До здания Варшавского вокзала извозчик вёз его по сонным Петербургским улицам. На мостовых почти не было прохожих. Мерзлая сырость первого заморозка делала звучнее и чётче стук лошадиных копыт. Серая паутина дождя, висевшая в воздухе больше недели, казалось, истаяла, опав на землю первыми узорами инея и тонкого льда. От изгородей с пожелтевшими липами струился туман.

«Господи, как здесь можно жить? – уныло думал он. – Всю величавость Северной Пальмиры я готов поменять за одну лишь тёплую беседку, в которой она забыла букет полевых цветов…»

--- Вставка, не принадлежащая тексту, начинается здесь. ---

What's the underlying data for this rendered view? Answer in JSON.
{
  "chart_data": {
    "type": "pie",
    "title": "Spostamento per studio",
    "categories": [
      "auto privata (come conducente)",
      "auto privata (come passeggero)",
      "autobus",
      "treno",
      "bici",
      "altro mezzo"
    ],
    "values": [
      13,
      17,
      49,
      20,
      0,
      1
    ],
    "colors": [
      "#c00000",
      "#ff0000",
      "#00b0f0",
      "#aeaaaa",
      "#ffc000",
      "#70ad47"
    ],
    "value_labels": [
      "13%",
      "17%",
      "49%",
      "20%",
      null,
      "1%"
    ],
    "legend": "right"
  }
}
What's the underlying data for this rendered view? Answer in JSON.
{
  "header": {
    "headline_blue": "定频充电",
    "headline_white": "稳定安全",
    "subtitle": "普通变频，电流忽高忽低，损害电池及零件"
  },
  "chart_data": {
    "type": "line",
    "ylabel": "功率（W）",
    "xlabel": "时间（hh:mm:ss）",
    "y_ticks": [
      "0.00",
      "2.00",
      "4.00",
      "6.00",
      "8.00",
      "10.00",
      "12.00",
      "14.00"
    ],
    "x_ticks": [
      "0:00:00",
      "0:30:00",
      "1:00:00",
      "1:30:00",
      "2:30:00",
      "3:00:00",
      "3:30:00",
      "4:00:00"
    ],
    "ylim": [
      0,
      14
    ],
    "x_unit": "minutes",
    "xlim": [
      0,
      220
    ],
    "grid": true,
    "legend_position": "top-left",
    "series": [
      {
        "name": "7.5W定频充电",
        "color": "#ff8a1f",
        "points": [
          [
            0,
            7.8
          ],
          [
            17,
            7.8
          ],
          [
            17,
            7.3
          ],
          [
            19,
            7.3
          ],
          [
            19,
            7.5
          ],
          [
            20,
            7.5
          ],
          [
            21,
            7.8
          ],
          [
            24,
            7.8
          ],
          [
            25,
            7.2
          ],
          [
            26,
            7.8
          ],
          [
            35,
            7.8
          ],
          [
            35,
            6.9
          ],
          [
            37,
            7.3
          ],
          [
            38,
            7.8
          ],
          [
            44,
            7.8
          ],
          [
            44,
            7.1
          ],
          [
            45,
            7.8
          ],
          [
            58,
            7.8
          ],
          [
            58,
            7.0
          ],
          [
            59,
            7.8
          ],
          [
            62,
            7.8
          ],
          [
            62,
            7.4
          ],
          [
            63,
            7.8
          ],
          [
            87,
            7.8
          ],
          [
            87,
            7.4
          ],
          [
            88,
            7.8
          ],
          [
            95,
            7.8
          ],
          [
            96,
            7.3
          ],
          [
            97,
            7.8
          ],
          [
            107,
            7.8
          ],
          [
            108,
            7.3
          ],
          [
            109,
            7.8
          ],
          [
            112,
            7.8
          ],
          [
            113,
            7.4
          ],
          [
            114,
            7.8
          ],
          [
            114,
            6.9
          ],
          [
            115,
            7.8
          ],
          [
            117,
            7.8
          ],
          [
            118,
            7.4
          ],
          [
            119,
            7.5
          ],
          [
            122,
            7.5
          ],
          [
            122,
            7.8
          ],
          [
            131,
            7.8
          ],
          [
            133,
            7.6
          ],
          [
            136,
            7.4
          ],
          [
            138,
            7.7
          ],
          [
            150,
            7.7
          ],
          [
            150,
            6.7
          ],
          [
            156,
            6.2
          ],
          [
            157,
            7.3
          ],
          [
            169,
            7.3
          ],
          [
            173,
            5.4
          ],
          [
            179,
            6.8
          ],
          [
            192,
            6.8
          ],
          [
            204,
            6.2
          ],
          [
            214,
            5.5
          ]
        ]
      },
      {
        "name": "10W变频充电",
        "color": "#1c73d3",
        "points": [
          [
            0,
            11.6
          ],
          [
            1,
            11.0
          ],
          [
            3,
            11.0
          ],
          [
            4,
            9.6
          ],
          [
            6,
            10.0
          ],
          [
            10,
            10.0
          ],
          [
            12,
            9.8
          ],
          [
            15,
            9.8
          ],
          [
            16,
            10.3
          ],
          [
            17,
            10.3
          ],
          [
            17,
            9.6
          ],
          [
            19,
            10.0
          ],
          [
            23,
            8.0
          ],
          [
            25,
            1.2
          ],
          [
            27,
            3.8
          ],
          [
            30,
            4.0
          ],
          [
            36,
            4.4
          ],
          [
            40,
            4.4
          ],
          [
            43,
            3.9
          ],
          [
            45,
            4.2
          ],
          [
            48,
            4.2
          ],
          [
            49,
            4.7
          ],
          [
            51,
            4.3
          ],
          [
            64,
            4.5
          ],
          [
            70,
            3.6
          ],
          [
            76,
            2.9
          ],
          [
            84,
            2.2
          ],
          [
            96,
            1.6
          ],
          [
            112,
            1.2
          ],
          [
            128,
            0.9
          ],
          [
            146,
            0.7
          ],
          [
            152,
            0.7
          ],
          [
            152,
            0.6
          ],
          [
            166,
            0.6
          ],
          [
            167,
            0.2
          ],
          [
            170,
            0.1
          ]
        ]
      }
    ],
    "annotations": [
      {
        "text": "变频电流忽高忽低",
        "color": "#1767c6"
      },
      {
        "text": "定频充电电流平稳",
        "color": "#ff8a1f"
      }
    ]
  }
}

Когда он прибыл на Варшавский вокзал, то до отбытия «Норд-экспресса» оставалось около получаса. К нему тут же подбежал резвый курносый носильщик, но он покачал головой, показывая, что у него слишком мало багажа. Носильщик покорно кивнул:

– Как прикажете, ваше благородие.


Он встал недалеко от часовни-шатра[2], сделанной из стекла и металла. В воздухе пахло сажей и газом потухших фонарей. От привокзального буфета струился запах горького пива и лёгкий аромат кофе. Он прошёл через стеклянные двери к прилавку, сверкающему глянцем иностранных винных этикеток и серебром шоколадных плиток, уложенных в ровные пирамиды. Здесь было многолюдно. Глаза рассеянно скользнули по расписным подносам с пирогами и стопкам кружевных блинов. В ноздри ворвался аромат ветчины и копченой белорыбицы. На столе возле прилавка пыхтел огромный медный самовар. Но есть совсем не хотелось. Он купил несколько свежих газет и пару бутылок зельтерской воды.